Jul 8, 2014, 11:13 AM EDT
Matt Williams can rattle off the names of several former managers who helped him learn how best to deal with a clubhouse full of major leaguers and keep everybody on the same page: Roger Craig, Dusty Baker, Bob Brenly.
Ask Williams who most taught him how to prepare himself and his team for a ballgame, and there’s one immediate answer: Buck Showalter.
“I try to be as prepared as possible. For me, he was the most-prepared manager I ever played for,” Williams said. “This was back in a time when we didn’t necessarily have the matchup sheets that show what this particular guy is against that particular pitcher for his career, and this year and the last three years, too. But Buck always was prepared for any situation.”
Williams and Showalter crossed paths for three seasons in Arizona, with Showalter serving as the Diamondbacks’ first-ever manager from 1998-2000 and Williams as the expansion club’s veteran third baseman.
The player-manager relationship was mutually beneficial.
“Matt was a watcher,” Showalter said. “He could stump the managers as good as anybody [asking questions]. … Matt doesn’t play for you. You feel like: Golly, I got a chance to manage Matt. Or not manage. Just watch him.”
“That’s very nice of him to say,” Williams responded. “Like I said, I learned a lot from him. That’s extremely nice of him to say. We had a lot of guys over there who loved to play the game. It started with him and his philosophies and how he wanted it done.”
That included quite a bit of preparedness not only on the field but in the clubhouse as well. Hired by the Diamondbacks two years before they ever played their first game, Showalter was tasked with establishing a uniform organizational philosophy for everything from bunt plays to how everyone should wear their their socks (with the club’s “A” logo visible).
Williams doesn’t have that kind of overarching responsibility in Washington, but he has taken plenty of cues from Showalter when it comes to organization.
“I love structure,” he said. “I like the fact that we had the ‘A’ on the sock and we had to show the ‘A’. I like that.
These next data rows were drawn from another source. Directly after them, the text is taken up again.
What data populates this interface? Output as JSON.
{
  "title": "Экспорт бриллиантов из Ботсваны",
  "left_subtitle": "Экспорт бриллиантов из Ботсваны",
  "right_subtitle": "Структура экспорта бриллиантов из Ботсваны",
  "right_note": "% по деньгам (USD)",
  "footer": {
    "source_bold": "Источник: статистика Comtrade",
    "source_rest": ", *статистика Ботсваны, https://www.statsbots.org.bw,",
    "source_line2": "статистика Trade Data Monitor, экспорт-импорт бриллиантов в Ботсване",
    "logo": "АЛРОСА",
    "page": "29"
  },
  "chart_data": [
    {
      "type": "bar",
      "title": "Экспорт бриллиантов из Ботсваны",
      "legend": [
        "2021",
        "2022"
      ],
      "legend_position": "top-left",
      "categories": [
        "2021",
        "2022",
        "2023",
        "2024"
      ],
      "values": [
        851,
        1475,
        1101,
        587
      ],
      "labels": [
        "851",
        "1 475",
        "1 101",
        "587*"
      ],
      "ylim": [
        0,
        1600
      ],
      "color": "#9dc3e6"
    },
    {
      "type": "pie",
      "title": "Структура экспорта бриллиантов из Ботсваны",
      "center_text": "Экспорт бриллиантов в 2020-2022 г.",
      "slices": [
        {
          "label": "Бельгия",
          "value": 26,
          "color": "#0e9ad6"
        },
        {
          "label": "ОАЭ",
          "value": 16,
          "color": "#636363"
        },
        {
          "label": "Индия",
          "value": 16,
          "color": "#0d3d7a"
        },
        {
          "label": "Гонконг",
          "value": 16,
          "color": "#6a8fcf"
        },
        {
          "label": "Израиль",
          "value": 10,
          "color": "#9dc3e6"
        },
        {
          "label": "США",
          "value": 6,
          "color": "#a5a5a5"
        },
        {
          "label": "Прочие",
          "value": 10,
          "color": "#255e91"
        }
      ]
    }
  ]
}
That’s just me. Everybody has their own thing. But I enjoyed the way he went about it, the way he ran the team and the organization from the beginning.”
On the field, Williams appreciated Showalter’s absolute commitment to whatever his plan was at a given moment in a ballgame. The most-extreme example: May 28, 1998, when Showalter decided to intentionally walk Barry Bonds with the bases loaded and two outs in the bottom of the ninth, with the Diamondbacks clinging to a 2-run lead.
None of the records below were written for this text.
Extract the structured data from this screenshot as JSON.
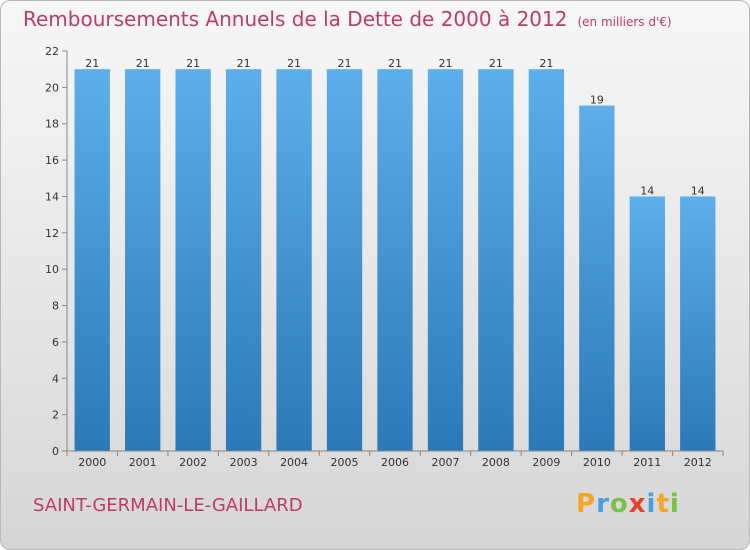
{
  "header": {
    "title": "Remboursements Annuels de la Dette de 2000 à 2012",
    "subtitle": "(en milliers d'€)"
  },
  "footer": {
    "commune": "SAINT-GERMAIN-LE-GAILLARD",
    "logo": [
      "P",
      "r",
      "o",
      "x",
      "i",
      "t",
      "i"
    ],
    "logo_colors": [
      "#f5a623",
      "#4a9ee0",
      "#7ac142",
      "#e8412c",
      "#4a9ee0",
      "#f5a623",
      "#7ac142"
    ]
  },
  "chart_data": {
    "type": "bar",
    "categories": [
      "2000",
      "2001",
      "2002",
      "2003",
      "2004",
      "2005",
      "2006",
      "2007",
      "2008",
      "2009",
      "2010",
      "2011",
      "2012"
    ],
    "values": [
      21,
      21,
      21,
      21,
      21,
      21,
      21,
      21,
      21,
      21,
      19,
      14,
      14
    ],
    "ylim": [
      0,
      22
    ],
    "yticks": [
      0,
      2,
      4,
      6,
      8,
      10,
      12,
      14,
      16,
      18,
      20,
      22
    ],
    "grid": false,
    "bar_color_top": "#5daeea",
    "bar_color_bottom": "#2b79b8"
  }
}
“He took it upon himself as the manager to say: ‘I’m going to walk Bonds here, walk a run in and now be up by 1 run with the bases loaded, knowing that one swing of the bat could win the game for those guys,'” Williams said. “But that intestinal fortitude and that commitment to what he was trying to do showed us a lot as a team. That’s an example: ‘This is what we’re going to do. I’ve got confidence in you guys that you’re going to be able to get this guy out.'”
The Diamondbacks indeed got the next guy (Brent Mayne) out and won the game.
Though Williams and Showalter have reputations as serious men — perhaps even bordering on high-strung — each knows how loose the other can be behind the scenes.
“Matt’s got a great sense of humor,” Showalter said. “Very engaging. We’ve had some really funny times together. Sometimes you’ve gotta search for things to laugh about. Sometimes you’ve gotta laugh to keep from crying.”
So when the two men exchanged lineup cards and handshakes at the plate last night before their first-ever game managing against each other, they were able to smile. For a moment. Then it became all business again.
“I think he runs the game great,” Williams said. “Certainly taught me a lot inadvertently as a player. You never think about it when you’re playing, but now things come up during the game and you go: ‘I remember what Buck did there, or how he handled that situation.’ He’s a great teacher.”
“I’m excited for him,” Showalter said. “He’s done it the right way.”